Our results showed that transgenic ice plant was obtained efficiently from direct organogenesis from coryledonary node explants, which were co-cultivated with Agrobacterium strain EHA105 having pCAMBIA1302 on medium containing kinetin supplemented with 80 mM NaCl and 100 nM PSK. The transformation frequency to the stage of whole plants was 4.6% per inoculated cotyledonary nodes. The relatively high transformation frequency reported here indicated that this simple transformation system can serve for rapid in planta studies of functional genomics addressing specialized traits such as CAM and halophilism.

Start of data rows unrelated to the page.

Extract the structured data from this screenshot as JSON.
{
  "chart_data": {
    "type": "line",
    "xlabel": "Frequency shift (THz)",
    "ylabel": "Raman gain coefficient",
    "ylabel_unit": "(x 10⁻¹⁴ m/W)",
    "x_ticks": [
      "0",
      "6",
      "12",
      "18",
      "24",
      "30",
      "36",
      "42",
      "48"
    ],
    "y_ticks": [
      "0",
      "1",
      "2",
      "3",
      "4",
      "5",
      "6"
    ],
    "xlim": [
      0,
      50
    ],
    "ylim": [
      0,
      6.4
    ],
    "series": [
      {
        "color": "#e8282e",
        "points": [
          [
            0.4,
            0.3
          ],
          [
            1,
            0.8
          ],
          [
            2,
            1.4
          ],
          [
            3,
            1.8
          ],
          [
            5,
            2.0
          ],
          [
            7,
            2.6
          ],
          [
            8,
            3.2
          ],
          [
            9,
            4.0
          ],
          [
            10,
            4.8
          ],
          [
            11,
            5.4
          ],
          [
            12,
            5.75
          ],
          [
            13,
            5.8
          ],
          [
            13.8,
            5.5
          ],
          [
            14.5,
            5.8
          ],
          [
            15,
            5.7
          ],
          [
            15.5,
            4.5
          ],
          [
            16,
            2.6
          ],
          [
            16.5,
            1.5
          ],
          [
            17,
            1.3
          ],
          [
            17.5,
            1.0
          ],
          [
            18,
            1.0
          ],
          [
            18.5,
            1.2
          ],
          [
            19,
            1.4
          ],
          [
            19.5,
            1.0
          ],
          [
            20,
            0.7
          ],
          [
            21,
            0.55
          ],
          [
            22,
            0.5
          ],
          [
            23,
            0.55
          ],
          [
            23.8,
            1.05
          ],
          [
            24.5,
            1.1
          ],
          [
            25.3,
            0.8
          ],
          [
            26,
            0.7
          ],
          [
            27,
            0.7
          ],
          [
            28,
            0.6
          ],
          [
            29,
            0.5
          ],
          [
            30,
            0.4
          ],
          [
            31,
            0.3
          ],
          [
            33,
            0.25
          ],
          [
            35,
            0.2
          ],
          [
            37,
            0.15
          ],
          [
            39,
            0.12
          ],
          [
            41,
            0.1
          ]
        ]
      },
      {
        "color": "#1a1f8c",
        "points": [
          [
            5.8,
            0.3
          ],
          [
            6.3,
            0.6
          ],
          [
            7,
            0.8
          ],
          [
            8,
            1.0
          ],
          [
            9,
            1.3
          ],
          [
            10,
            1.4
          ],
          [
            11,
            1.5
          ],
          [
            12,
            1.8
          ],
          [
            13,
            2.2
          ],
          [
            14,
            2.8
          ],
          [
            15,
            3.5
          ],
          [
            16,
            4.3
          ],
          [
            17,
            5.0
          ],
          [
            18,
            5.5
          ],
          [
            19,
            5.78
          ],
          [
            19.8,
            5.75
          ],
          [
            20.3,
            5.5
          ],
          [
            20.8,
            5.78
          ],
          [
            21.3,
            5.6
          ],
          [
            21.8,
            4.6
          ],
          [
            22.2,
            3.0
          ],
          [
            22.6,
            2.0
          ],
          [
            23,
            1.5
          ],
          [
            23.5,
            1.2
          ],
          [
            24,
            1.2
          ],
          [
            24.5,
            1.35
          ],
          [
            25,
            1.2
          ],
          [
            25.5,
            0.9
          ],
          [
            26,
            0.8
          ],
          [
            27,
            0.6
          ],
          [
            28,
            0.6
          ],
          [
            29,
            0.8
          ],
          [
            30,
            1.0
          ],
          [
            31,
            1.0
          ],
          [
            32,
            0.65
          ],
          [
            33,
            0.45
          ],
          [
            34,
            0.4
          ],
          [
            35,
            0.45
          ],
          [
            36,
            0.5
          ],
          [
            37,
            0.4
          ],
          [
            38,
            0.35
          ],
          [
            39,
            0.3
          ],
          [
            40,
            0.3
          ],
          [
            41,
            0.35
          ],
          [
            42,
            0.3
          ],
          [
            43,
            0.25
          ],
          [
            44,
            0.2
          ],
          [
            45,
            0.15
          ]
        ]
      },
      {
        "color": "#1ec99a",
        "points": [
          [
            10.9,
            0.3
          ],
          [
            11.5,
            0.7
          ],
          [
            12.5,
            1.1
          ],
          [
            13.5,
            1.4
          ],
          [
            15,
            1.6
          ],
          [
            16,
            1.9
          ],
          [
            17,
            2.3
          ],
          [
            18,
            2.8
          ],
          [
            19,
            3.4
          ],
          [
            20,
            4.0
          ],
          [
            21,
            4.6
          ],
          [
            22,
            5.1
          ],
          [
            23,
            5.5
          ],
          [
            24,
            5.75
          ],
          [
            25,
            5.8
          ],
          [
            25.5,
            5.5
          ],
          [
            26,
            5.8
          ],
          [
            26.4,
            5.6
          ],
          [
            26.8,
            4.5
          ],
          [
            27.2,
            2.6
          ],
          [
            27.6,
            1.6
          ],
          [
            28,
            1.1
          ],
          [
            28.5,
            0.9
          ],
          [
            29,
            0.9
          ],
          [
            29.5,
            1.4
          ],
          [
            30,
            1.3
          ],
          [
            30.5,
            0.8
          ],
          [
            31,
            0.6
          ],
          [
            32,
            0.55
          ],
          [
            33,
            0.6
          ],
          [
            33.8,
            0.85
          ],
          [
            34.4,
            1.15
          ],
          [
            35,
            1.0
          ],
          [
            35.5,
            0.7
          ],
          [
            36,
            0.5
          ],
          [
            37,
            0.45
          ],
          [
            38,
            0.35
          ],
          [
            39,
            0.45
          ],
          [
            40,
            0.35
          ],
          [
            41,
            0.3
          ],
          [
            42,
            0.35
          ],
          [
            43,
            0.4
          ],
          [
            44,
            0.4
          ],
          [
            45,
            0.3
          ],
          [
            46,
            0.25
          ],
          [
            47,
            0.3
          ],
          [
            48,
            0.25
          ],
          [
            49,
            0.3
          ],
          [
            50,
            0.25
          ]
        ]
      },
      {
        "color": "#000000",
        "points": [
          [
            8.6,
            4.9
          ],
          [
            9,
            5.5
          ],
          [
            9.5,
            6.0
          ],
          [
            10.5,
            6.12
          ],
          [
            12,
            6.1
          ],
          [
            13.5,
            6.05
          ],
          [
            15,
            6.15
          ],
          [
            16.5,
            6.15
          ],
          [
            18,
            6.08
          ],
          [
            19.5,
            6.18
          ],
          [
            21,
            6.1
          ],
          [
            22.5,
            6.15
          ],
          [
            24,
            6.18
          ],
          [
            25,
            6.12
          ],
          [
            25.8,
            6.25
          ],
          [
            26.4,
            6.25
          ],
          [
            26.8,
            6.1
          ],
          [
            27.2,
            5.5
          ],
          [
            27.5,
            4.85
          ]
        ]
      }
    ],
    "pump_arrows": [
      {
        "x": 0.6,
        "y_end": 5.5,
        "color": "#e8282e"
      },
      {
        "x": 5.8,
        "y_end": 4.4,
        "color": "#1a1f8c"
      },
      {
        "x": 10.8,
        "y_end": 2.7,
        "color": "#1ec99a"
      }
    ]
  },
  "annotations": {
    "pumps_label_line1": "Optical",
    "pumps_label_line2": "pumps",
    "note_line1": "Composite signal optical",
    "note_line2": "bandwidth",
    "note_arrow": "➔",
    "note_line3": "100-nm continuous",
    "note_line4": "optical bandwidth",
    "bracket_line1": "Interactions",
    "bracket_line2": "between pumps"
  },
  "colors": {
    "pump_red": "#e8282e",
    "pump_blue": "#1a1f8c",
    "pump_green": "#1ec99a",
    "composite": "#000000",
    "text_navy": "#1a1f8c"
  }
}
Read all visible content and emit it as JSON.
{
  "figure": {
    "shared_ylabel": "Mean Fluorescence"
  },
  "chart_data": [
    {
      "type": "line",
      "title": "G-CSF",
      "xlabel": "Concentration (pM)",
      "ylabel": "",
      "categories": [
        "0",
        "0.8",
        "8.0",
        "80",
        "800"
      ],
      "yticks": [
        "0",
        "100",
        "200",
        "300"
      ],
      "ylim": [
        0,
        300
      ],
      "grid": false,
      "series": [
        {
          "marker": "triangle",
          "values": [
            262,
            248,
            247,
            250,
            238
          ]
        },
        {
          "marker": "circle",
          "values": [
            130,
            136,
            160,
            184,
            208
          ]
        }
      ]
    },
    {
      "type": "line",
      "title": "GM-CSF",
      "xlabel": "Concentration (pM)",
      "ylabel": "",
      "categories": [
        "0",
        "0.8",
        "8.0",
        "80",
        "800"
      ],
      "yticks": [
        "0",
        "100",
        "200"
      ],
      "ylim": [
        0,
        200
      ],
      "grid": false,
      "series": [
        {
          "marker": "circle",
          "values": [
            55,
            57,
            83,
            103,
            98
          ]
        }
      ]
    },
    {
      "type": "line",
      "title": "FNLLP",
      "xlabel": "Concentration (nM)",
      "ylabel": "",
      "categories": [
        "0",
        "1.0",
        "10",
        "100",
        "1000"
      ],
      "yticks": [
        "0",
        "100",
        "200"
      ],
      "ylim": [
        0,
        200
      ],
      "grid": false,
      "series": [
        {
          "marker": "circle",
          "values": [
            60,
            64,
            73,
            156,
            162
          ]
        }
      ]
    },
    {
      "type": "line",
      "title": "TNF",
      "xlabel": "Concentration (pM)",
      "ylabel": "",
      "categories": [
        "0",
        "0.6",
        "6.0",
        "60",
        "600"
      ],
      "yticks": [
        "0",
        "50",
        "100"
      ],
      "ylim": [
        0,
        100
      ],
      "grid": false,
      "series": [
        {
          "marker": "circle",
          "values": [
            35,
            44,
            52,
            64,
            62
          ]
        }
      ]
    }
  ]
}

Figure 1. PCR analysis of DNA isolated from the leaves of transformants. Transformation was made with the Agrobacterium EHA105 carrying the binary vector plasmids pCAMBIA1302. Agarose gene electrophoresis of PCR amplification was performed with primers of the kanamycin resistance gene, neomycin phosphotransferase NPT-II. C, plasmid DNA; M, DNA size marker. 1–11: transformants, 12–15, non-transformants. DNA was isolated by FTA PlantServer Card (Whatman, Tokyo, Japan).

Acknowledgments

This research was supported by a grant-in-aid for Scientific Research (KAKENHI) from the Ministry of Education, Science, Sports and Culture of Japan (No. 18380015). Authors are deeply grateful to Dr. Y. Matsubayashi, Nagoya University, Chikusa, Nagoya, Japan for providing PSK.

Disclosure Statement

No potential conflict of interest was reported by the authors.